NIG: 28.079.00.4-2013/0034664

Procedimiento Recurso de Suplicación 1311/2013

MATERIA:DESPIDO .

Jzdo. Origen: JDO. DE LO SOCIAL N. 28 de MADRID

Autos de Origen: DEMANDA 856/12

RECURRENTE/S: Dª Elvira

RECURRIDO/S: FUNDACION AENA

SALA DE LO SOCIAL DEL TRIBUNAL SUPERIOR DE JUSTICIA

DE LA COMUNIDAD AUTONOMA DE MADRID

En Madrid a veintisiete de enero de dos mil catorce.
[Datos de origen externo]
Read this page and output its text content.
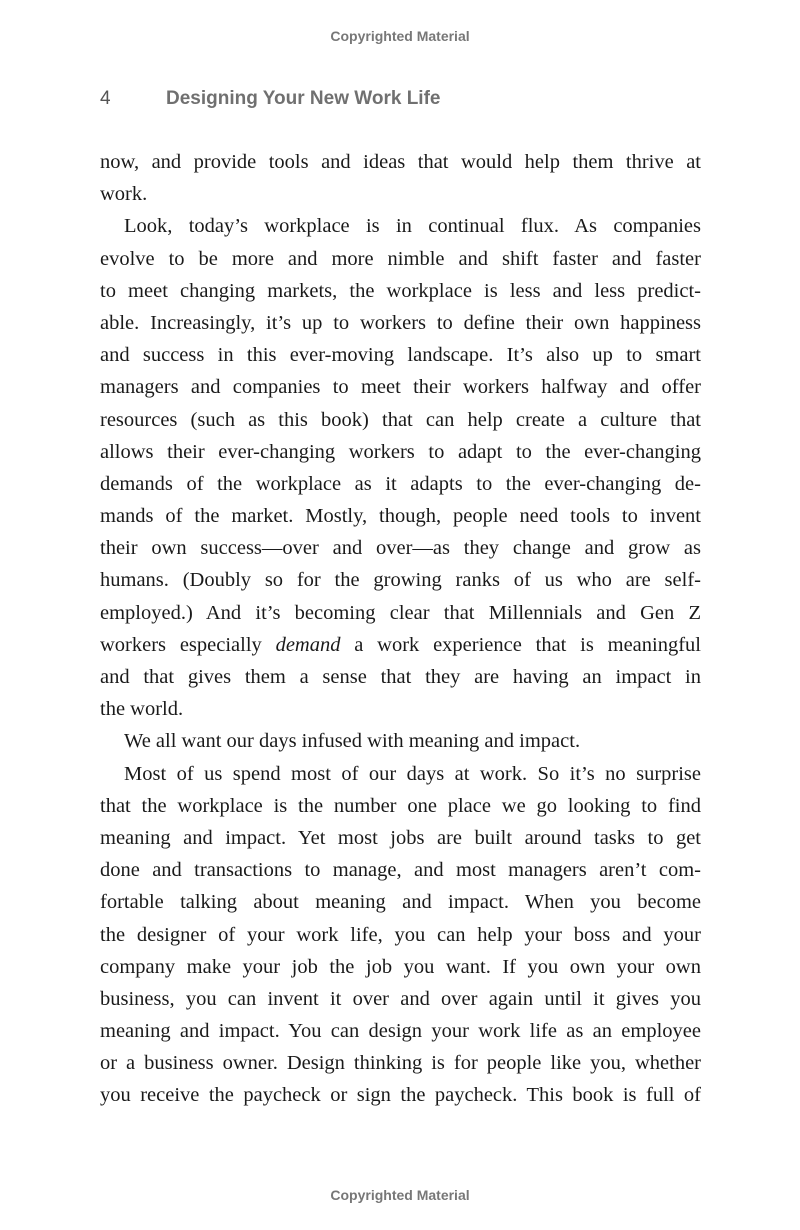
Copyrighted Material
4	Designing Your New Work Life
now, and provide tools and ideas that would help them thrive at
work.
Look, today’s workplace is in continual flux. As companies
evolve to be more and more nimble and shift faster and faster
to meet changing markets, the workplace is less and less predict-
able. Increasingly, it’s up to workers to define their own happiness
and success in this ever-moving landscape. It’s also up to smart
managers and companies to meet their workers halfway and offer
resources (such as this book) that can help create a culture that
allows their ever-changing workers to adapt to the ever-changing
demands of the workplace as it adapts to the ever-changing de-
mands of the market. Mostly, though, people need tools to invent
their own success—over and over—as they change and grow as
humans. (Doubly so for the growing ranks of us who are self-
employed.) And it’s becoming clear that Millennials and Gen Z
workers especially demand a work experience that is meaningful
and that gives them a sense that they are having an impact in
the world.
We all want our days infused with meaning and impact.
Most of us spend most of our days at work. So it’s no surprise
that the workplace is the number one place we go looking to find
meaning and impact. Yet most jobs are built around tasks to get
done and transactions to manage, and most managers aren’t com-
fortable talking about meaning and impact. When you become
the designer of your work life, you can help your boss and your
company make your job the job you want. If you own your own
business, you can invent it over and over again until it gives you
meaning and impact. You can design your work life as an employee
or a business owner. Design thinking is for people like you, whether
you receive the paycheck or sign the paycheck. This book is full of
Copyrighted Material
La Sala de lo Social del Tribunal Superior de Justicia de la Comunidad Autónoma de MADRID formada por los Ilmos. Sres. DON ENRIQUE JUANES FRAGA, PRESIDENTE, DON LUIS LACAMBRA MORERA, DON BENEDICTO CEA AYALA, Magistrados, han pronunciado

EN NOMBRE DEL REY

la siguiente

S E N T E N C I A nº 57

En el recurso de suplicación nº 1311/13interpuesto por el Letrado D. ANTONIO GARCIA STUYCK en nombre y representación de Dª Elvira , contra la sentencia dictada por el Juzgado de lo Social nº 28 de los de MADRID, de fecha 19 DE DICIEMBRE DE 2012 , ha sido Ponente el Ilmo. Sr. D. LUIS LACAMBRA MORERA.

Antecedentes

PRIMERO.-Que según consta en los autos nº 856/12del Juzgado de lo Social nº 28de los de Madrid, se presentó demanda por Dª Elvira contra, FUNDACION AENAen reclamación de DESPIDO,y que en su día se celebró el acto de la vista, habiéndose dictado sentencia en 19 DE DICIEMBRE DE 2012 cuyo fallo es del tenor literal siguiente: ' Que estimo parcialmente la demanda formulada por Dª Elvira frente a FUNDACION AENA y condeno a dicha demandada a que abone a la actora la suma bruta de 568,35 euros en concepto de diferencias de liquidación; absolviéndole del resto de las pretensiones deducidas en su contra.'

SEGUNDO.-En dicha sentencia y como HECHOS PROBADOS se declaran los siguientes:

' PRIMERO.- La actora, Dª Elvira , ha venido prestando servicios por cuenta de la empresa demandada FUNDACION AENA desde el 6.07.09 como Directora Gerente de la Fundación, percibiendo un salario bruto mensual de 6935,96 euros en 12 pagas; en concepto de 'sueldo base'.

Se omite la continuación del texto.